Claim 1d93c21bChecked 09 Jul 2026
Partly True/FalseOn the truth scale
“In the Eighties and Nineties, London became in many ways a genuine global centre for creating profits.”
Reasoning & Evidence09 Jul 2026
London did become more globally central to finance in the 1980s and 1990s: the Bank of England described London in 1989 as a world financial centre, HMRC says the 1986 "Big Bang" reforms transformed the London Stock Exchange, and UK Parliament records in 1990 said those changes had consolidated London as the great world financial centre in its time zone. (bankofengland.co.uk) But the wording is overstated if it implies London only became a major global financial centre in that era; the Bank of England later noted that London had remained a leading international financial and banking centre even after the Second World War, and that its re-emergence had started before the EU single market. (bankofengland.co.uk) Sources: Bank of England, "London as an international financial centre"; HMRC/GOV.UK, "Financial markets: background: big bang"; UK Parliament Hansard, "Financial Services And The Single European Market"; Bank of England, "The City's Growth: The Crest of a Wave or Swimming with the Stream?"; Bank of England, "Governance of financial globalisation".
From article
The pressure of being a market-maker in a busy market, when you’ve got people all around you screaming and shouting at you and you’re dealing in numbers and it’s like that, that, that, that – that’s pretty pressurised.

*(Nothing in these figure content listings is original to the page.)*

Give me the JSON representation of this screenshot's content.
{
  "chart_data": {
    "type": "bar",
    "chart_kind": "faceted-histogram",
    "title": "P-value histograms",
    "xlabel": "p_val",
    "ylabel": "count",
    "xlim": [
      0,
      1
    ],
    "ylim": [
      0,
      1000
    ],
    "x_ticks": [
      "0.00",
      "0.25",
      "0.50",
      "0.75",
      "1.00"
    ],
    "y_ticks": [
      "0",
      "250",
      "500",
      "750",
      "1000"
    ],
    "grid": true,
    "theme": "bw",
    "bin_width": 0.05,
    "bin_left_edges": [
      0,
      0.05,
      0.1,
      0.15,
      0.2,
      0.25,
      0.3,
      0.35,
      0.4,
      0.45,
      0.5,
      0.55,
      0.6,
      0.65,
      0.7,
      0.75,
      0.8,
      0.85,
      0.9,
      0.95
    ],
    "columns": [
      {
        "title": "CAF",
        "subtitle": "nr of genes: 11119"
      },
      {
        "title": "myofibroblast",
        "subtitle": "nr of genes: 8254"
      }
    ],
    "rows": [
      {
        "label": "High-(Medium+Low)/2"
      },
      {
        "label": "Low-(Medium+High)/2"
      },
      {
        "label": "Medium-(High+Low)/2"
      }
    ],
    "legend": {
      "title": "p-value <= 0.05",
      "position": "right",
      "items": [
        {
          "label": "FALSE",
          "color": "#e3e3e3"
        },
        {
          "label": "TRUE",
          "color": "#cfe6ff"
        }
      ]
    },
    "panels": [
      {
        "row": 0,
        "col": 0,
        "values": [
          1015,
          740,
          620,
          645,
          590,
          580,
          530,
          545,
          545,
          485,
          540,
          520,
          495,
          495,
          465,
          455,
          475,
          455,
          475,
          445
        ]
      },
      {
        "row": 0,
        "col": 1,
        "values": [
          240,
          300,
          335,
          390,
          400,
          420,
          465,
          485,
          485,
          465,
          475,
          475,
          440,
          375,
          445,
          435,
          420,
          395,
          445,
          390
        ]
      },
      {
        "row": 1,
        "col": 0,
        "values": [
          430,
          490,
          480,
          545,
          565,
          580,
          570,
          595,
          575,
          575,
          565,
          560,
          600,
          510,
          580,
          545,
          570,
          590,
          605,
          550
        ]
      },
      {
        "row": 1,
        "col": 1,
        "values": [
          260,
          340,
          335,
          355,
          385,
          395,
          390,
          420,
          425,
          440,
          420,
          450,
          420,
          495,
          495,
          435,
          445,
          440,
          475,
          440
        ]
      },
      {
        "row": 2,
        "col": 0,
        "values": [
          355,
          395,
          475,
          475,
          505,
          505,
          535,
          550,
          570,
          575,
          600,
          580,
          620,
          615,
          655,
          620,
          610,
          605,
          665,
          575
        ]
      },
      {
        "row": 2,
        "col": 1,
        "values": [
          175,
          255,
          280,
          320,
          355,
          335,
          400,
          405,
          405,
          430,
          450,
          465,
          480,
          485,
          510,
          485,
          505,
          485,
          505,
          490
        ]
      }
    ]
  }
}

That’s why it’s a young man’s job. You don’t get many 50-year-old money-brokers: they can’t do it any more. Goodness me! It’s not an easy job. Not an easy job.
When I joined the City, it was the dying days of a gentlemen’s club: magnificent, socially wonderful but going nowhere – there was still a whiff of P G Wodehouse about people who toddled off to the City all day and did things that nobody understood at all. But what I saw in the Eighties and Nineties was London becoming in many ways a genuine global centre for entrepreneurial flair, for innovation, for very hard work – and for creating profits. And without those profits we can’t have the schools and hospitals we need in this country – it’s very, very simple. I am absolutely not conflicted in any way at all about the fact that what we did, overall, was for a social good.